A number of in-house public affairs practitioners have raised the idea with senior figures in the CIPR and the Association of Professional Political Consultants (APPC), with further discussions pencilled in to take place during the summer.
It is believed that such a body would be an attractive option for individual in-house lobbyists who are not catered for by the Public Relations Consultants Association (PRCA) and APPC, and who do not feel at home in the CIPR.
Those calling for a Chartered Institute of Public Affairs include Jacqueline Burrows, head of group public and political affairs at Imperial Tobacco.

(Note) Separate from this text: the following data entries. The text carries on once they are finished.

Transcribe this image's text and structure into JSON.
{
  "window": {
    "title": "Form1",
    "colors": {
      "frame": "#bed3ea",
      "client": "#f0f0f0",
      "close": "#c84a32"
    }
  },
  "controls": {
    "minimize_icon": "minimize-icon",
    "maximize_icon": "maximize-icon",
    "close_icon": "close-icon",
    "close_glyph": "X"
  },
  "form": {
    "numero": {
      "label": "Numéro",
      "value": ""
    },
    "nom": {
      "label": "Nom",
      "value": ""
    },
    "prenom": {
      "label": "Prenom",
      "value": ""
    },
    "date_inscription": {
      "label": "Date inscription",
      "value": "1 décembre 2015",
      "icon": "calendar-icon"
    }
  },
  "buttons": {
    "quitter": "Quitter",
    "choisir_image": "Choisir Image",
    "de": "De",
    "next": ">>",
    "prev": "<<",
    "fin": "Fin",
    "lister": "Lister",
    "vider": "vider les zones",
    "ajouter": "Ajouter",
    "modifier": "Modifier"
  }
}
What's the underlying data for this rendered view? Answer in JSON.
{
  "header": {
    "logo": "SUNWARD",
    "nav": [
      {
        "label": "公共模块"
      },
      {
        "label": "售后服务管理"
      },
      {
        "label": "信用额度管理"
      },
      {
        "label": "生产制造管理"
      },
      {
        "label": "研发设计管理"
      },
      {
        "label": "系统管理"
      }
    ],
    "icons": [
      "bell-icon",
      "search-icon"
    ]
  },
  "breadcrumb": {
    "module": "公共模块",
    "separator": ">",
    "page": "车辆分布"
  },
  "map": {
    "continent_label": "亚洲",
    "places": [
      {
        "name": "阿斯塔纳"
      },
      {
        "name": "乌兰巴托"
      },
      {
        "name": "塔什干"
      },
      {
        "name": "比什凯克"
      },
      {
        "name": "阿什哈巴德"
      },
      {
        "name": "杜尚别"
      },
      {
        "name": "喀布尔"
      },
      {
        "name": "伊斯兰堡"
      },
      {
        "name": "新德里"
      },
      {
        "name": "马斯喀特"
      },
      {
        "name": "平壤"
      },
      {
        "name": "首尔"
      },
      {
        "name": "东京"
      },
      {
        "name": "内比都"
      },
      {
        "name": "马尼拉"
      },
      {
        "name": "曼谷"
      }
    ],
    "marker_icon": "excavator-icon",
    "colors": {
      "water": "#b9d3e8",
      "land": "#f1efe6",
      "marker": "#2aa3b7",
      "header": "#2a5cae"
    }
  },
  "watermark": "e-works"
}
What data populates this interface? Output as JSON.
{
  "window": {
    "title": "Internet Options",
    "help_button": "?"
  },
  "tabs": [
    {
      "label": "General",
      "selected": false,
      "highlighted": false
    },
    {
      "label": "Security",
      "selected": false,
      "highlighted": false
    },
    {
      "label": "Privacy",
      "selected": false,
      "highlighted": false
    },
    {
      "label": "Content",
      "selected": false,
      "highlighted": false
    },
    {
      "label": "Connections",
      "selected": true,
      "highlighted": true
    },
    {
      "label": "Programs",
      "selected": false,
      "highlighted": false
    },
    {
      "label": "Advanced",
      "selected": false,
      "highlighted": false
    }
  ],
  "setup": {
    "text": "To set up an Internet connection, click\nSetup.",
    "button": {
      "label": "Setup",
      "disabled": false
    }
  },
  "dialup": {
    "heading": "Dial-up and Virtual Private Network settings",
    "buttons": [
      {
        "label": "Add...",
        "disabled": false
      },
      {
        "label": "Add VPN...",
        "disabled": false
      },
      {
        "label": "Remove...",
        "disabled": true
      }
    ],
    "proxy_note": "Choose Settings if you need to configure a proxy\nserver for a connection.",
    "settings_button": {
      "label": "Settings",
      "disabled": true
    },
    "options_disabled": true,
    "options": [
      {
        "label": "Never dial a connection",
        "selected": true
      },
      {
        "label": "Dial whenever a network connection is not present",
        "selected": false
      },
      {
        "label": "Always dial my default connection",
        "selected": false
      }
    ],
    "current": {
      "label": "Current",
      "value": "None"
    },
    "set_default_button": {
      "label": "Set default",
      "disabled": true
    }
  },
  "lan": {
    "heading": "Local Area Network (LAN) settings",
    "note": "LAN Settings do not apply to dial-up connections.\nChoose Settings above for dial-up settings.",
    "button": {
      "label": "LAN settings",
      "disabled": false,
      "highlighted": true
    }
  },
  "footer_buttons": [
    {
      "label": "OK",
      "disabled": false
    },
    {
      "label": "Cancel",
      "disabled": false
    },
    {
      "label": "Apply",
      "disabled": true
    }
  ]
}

Speaking at a seminar organised by the European Centre for Public Affairs (ECPA) last week, Edelman Europe vice-chairman and public affairs industry heavyweight Michael Burrell said he had been involved in early discussions about a Chartered Institute of Public Affairs.

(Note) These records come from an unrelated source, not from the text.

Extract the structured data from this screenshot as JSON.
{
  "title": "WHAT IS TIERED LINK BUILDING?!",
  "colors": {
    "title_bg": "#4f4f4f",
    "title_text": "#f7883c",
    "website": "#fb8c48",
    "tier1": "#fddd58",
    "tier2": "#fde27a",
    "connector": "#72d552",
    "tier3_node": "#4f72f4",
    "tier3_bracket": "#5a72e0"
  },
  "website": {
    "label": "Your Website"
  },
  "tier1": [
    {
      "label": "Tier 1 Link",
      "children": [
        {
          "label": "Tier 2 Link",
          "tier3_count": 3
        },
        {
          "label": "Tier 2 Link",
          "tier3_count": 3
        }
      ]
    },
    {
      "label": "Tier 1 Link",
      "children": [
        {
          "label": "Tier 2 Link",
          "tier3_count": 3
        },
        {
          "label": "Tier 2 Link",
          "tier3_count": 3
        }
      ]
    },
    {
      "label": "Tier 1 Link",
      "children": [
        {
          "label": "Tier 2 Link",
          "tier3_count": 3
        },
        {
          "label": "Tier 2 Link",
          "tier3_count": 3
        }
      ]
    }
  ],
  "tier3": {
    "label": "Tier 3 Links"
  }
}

Burrell, who is on the management committee of the ECPA and the APPC, said: 'It is certainly an idea that has been floated by a number of people and it will be part of the debate going forward.'
A Chartered Institute of Public Affairs is seen by some as the only way to ensure that in-house lobbyists sign up to the system of voluntary regulation being promoted by the CIPR, PRCA and APPC under the auspices of the fledgling UK Public Affairs Council.
Significantly, the plans for a UK Public Affairs Council have so far been shunned by the Law Society and the National Council for Voluntary Organisations.
Burrell admitted: 'There is a great deal more to do ... to secure the engagement of in-house practitioners.'
CIPR Government Affairs Group chairman and fellow APPC management committee member Iain Anderson was also open to the idea of a Chartered Institute of Public Affairs and suggested it would not have a detrimental effect on the CIPR or the other two representative bodies. He said: 'A Chartered Institute of Public Affairs could be formed within the existing strictures.'
The ECPA event was supported by Edelman Europe, Public Affairs News, Ellwood & Atfield and the University of Chester.